Plus généralement, l'un des objectifs de l'Alliance Industrie du Futur est d'identifier les « briques de technologies » qui offrent des solutions et peuvent être intégrées de manière autonome à l'outil de production des filières. Dans le cas de la filière automobile, elle estime que la plupart des briques technologiques existent déjà aujourd'hui, et que de nombreux pilotes sont mis en oeuvre dans la plupart des usines existantes (par exemple l'impression 3D chez Renault ou les exosquelettes chez Faurecia).
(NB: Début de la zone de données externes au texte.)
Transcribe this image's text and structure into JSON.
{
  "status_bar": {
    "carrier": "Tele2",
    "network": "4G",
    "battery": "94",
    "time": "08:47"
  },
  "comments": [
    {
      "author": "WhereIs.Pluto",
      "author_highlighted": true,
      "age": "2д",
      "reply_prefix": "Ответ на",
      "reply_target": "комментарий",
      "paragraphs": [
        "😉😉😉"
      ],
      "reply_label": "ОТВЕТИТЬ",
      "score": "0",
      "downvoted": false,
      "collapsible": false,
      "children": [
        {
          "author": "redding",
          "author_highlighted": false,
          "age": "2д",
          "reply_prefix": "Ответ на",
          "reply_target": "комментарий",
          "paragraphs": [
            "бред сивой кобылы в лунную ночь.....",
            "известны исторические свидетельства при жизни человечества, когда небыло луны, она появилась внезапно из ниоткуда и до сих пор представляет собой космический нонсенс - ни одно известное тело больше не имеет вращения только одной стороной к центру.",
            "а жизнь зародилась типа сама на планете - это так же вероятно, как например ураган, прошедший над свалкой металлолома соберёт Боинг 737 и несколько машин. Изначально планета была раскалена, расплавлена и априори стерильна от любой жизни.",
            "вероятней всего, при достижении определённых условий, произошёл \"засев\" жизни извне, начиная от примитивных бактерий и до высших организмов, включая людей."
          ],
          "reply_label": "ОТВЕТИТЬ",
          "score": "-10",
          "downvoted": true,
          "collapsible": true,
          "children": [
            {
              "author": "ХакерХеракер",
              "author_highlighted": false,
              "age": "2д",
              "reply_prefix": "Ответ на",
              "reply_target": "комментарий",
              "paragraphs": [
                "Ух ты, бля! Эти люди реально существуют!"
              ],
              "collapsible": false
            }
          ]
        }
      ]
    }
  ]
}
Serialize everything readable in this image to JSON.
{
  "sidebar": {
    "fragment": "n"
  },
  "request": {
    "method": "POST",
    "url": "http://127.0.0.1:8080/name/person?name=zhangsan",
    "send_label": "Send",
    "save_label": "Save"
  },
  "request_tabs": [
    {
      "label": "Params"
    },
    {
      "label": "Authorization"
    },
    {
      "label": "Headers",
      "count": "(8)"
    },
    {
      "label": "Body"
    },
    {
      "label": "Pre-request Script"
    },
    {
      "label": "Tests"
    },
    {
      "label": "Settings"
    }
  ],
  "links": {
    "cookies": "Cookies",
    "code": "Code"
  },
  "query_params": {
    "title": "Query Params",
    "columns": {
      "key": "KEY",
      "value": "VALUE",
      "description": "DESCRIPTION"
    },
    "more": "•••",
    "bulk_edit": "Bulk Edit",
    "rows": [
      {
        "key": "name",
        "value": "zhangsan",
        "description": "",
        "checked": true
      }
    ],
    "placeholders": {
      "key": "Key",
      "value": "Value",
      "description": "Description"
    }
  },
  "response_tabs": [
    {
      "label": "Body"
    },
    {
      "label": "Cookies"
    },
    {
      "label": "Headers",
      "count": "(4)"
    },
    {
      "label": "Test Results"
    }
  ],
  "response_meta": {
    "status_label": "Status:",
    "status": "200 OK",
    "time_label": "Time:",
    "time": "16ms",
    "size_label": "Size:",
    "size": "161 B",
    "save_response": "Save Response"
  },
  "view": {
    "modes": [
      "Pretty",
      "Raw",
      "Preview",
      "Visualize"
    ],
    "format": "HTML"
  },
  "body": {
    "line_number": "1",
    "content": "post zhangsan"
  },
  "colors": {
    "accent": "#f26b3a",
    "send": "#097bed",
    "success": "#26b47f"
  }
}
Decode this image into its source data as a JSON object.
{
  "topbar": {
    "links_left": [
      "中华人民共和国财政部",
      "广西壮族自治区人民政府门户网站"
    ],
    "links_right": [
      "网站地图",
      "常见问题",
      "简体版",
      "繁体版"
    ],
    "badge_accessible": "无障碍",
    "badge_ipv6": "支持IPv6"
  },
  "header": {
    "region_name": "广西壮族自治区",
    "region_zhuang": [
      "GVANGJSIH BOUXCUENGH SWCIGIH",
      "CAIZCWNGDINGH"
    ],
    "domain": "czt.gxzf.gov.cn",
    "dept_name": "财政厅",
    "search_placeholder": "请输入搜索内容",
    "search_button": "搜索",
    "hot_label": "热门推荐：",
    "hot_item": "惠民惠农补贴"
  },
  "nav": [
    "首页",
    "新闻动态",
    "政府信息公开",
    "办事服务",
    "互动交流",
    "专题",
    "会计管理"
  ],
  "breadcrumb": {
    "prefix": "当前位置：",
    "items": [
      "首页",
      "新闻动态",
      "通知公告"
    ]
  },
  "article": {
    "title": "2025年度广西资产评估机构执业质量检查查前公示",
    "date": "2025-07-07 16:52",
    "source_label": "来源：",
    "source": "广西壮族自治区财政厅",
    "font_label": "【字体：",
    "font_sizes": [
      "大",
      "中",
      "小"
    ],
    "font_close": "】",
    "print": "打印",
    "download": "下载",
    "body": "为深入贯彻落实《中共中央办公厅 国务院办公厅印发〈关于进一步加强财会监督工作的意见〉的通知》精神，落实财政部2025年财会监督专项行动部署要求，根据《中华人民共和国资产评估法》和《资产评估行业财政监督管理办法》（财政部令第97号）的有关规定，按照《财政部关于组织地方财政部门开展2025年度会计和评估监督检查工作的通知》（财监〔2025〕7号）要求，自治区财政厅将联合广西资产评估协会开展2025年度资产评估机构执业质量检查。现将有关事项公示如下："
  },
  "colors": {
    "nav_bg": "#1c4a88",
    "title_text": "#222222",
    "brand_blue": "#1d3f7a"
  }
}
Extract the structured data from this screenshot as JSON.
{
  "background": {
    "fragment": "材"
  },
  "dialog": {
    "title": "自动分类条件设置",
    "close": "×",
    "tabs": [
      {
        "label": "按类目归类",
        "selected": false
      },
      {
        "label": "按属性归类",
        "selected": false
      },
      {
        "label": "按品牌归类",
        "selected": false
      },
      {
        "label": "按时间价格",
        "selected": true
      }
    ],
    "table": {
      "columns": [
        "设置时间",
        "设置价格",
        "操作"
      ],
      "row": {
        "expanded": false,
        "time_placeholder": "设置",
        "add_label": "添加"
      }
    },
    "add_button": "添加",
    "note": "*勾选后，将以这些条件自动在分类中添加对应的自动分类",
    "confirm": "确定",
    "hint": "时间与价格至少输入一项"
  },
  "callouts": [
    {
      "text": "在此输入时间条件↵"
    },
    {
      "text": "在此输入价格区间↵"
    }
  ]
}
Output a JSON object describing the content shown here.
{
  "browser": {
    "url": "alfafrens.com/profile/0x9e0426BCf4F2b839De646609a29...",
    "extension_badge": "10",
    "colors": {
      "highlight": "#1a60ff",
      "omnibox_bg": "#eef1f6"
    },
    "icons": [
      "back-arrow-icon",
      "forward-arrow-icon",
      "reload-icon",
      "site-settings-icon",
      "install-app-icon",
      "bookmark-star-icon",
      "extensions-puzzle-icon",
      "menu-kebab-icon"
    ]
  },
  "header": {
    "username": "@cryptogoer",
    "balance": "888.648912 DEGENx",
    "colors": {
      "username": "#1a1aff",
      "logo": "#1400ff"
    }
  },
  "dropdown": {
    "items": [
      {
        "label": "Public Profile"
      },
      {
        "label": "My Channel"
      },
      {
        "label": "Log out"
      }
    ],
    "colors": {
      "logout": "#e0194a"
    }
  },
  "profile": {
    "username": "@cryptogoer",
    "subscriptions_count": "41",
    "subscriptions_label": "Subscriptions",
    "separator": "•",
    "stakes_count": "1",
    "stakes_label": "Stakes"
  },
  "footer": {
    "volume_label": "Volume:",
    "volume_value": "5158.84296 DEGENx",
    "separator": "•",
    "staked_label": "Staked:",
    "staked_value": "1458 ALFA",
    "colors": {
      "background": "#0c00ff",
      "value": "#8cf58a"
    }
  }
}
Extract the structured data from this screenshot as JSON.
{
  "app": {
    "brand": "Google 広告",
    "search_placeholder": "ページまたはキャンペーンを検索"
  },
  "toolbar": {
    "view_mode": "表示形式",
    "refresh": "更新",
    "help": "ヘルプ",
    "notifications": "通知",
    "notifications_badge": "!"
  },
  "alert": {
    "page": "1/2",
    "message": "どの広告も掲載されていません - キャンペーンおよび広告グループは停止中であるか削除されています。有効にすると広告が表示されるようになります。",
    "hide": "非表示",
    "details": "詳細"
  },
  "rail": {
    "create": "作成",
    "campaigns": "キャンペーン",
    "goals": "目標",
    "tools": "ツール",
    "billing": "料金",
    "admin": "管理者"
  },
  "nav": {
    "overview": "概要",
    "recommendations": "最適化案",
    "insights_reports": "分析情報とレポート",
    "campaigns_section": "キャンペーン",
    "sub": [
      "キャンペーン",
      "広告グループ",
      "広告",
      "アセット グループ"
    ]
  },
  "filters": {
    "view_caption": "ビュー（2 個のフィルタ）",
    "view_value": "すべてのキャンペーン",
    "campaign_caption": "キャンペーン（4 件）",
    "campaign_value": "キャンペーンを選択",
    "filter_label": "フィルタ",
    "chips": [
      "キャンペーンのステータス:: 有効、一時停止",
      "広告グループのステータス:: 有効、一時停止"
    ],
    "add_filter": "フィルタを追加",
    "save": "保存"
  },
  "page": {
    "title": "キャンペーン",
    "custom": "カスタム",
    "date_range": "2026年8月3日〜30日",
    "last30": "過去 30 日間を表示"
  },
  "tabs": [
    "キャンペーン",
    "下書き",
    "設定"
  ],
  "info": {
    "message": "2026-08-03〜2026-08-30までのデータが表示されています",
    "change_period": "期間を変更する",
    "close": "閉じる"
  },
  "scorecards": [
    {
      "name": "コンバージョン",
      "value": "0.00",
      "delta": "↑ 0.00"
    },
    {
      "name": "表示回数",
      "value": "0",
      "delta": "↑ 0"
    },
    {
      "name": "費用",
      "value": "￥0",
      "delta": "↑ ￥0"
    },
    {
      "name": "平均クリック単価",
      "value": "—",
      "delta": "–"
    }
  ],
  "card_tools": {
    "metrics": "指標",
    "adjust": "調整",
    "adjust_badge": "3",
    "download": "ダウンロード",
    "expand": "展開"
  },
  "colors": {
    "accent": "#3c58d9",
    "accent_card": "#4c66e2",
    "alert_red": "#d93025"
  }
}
L'ALLIANCE INDUSTRIE DU FUTUR (AIF) L'Alliance Industrie du Futur est une association loi 1901 créée le 20 juillet 2015 dans l'objectif d'accompagner les entreprises industrielles françaises, en particulier les plus petites, dans la modernisation de leur appareil productif et de leur modèle économique. Son action se concentre donc sur les technologies nouvelles, en particulier digitales. Elle mène donc une action au niveau national structurée autour de sept groupes de travail et de deux actions transversales ; qui est ensuite déployée au niveau régional via des plateformes soutenues par les membres de l'AIF, les Régions, les chambres de commerce et d'industrie (CCI) ou encore les pôles de compétitivité. Les groupes de travail sont les suivants : Développement de l'offre technologique du futur ; Déploiement régional auprès des entreprises ; Homme et industrie du futur ; Normalisation à l'international ; Promotion de l'offre technologique existante ; Vitrines industrie du futur. À côté de ses onze membres fondateurs, elle compte 24 autres membres actifs et associés, appartenant aux organisations académiques, de recherche technologique, aux organisations professionnelles et de financement des entreprises. C'est par exemple le cas de CCI France, de la PFA, de l'école des Arts et métiers, de centres techniques industriels, et de BPI France. L'AIF est financée par les cotisations de ses membres et par une dotation de la DGE dont le montant varie selon l'atteinte d'objectifs de performance. Elle coordonne aussi la mise en oeuvre de certains projets financés par les crédits du PIA 2. |
• Le soutien à l'export
Dans le domaine du soutien à l'export, Business France a également récemment mis en place une réflexion afin de prendre en compte la spécificité des filières dans son accompagnement des entreprises françaises.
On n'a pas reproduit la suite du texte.